Синестезия, или возможность восприятия с помощью органов какого-то одного чувства, явлений, относящихся к области другого, например восприятие цвета или света через звуки, и наоборот, должна была бы сделаться более осознанной благодаря лингвистической метафорической системе, которая передает непространственное представление с помощью пространственных терминов, хотя, вне всяких сомнений, она возникает из более глубокого источника. Возможно, первоначально метафора возникает из синестезии, а не наоборот, но, как показывает язык хопи, метафора не обязательно должна быть тесно связана с лингвистическими категориями. Непространственному восприятию присуще одно, хорошо организованное чувство - слух, обоняние же и вкус менее организованны. Непространственное восприятие - это главным образом сфера мысли, чувства и звука. Пространственное восприятие - это сфера света, цвета, зрения и осязания, и оно дает нам формы и измерения. Наша метафорическая система, называя непространственные восприятия по образцу пространственных, приписывает звукам, запахам и звуковым ощущениям, чувствам и мыслям такие качества, как цвет, свет, форму, контуры, структуру и движение, свойственные пространственному восприятию. Этот процесс в какой-то степени обратим, ибо, если мы говорим: высокий, низкий, резкий, глухой, тяжелый, чистый, медленный звук, нам уже нетрудно представлять пространственные явления как явления звуковые.
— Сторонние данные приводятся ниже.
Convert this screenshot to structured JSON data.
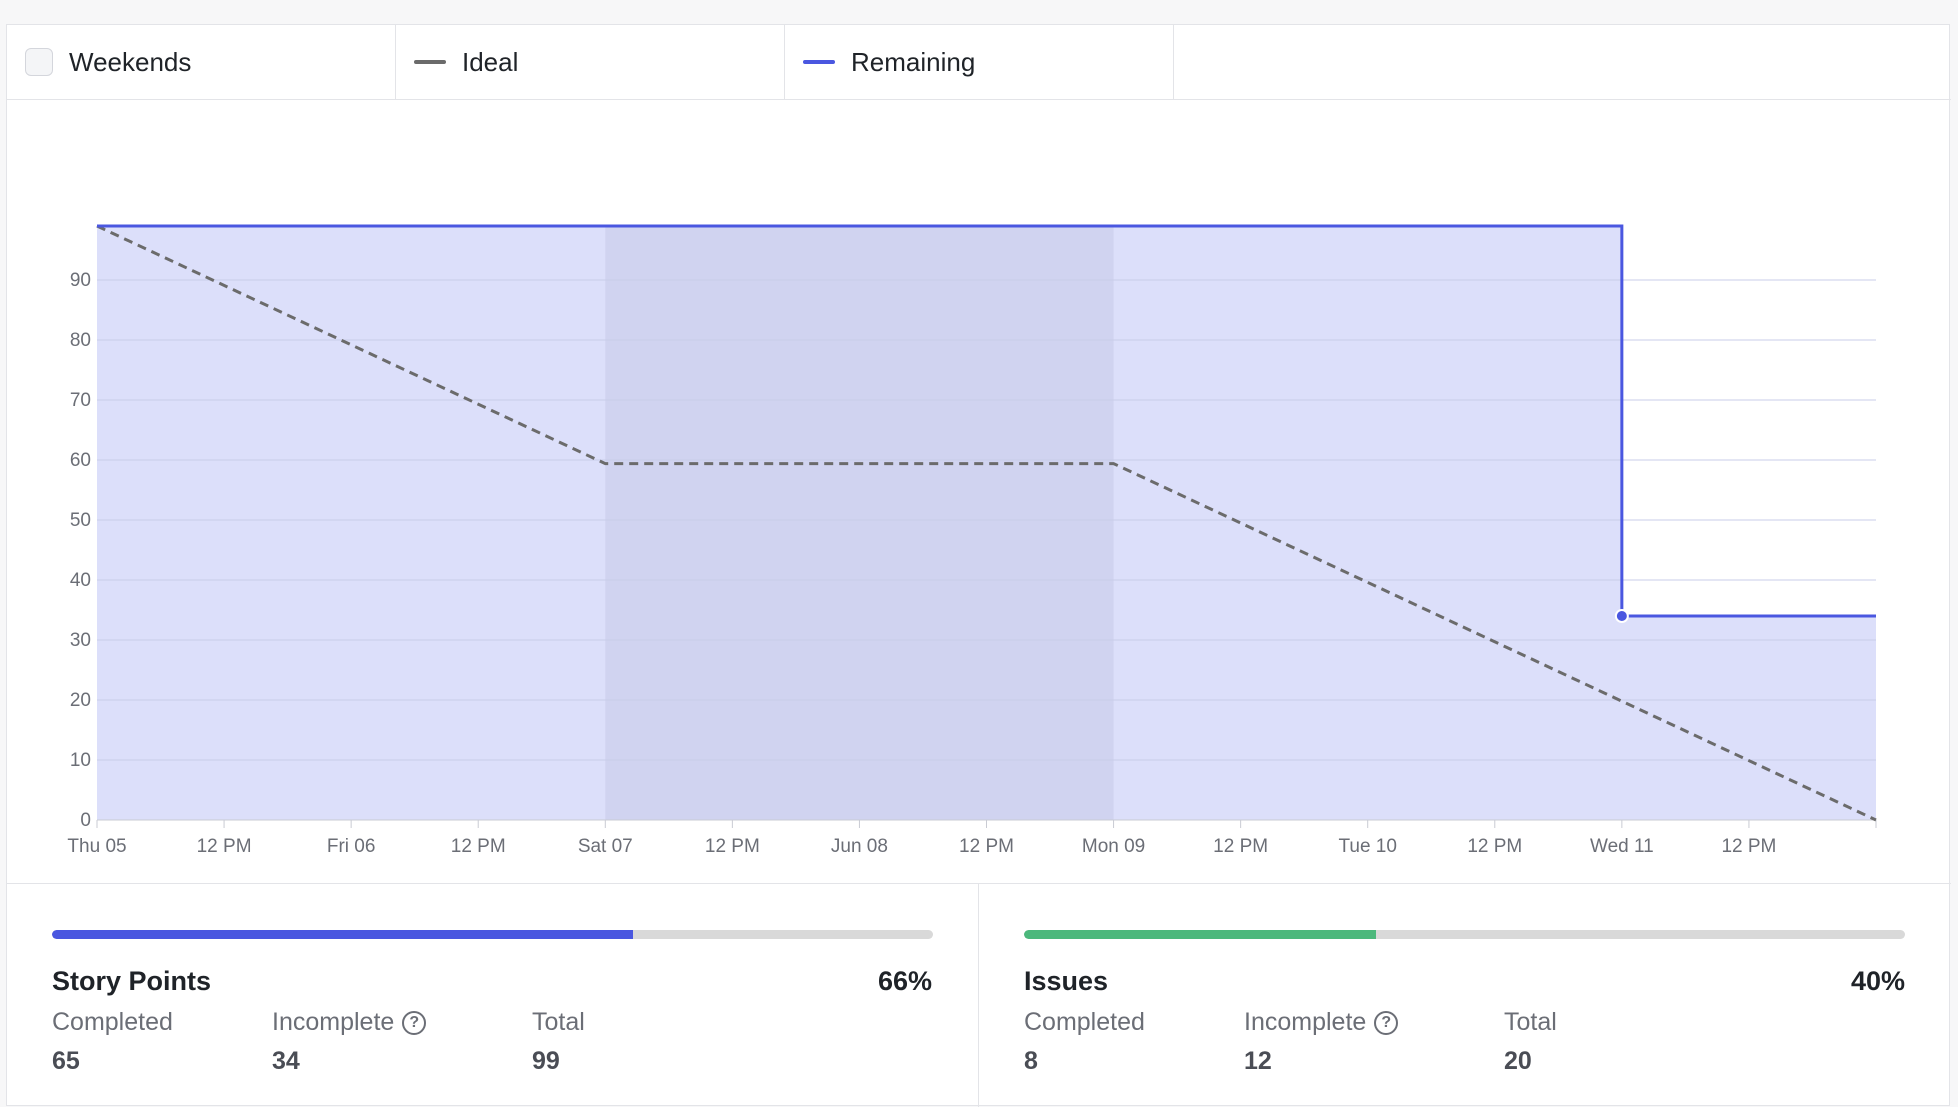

Так, мы говорим о “тонах” цвета, об “однотонном” сером цвете, о “кричащем” галстуке, о “вкусе” в одежде - все это составляет обратную сторону пространственных метафор. Для европейского искусства характерно нарочитое обыгрывание синестезии. Музыка пытается вызвать в воображении целые сцены, цвета, движение, геометрические узоры; живопись и скульптура часто сознательно руководствуются музыкально-ритмическими аналогиями; цвета ассоциируются по аналогии с ощущениями созвучия и диссонанса. Европейский театр и опера стремятся к синтезу многих видов искусства. Возможно, именно таким способом наш метафорический язык, который неизбежно несколько искажает мысль, достигает с помощью искусства важного результата - создания более глубокого эстетического чувства, ведущего к более непосредственному восприятию единства, лежащего в основе явлений, которые в таких разнообразных и разрозненных формах даются нам через наши органы чувств.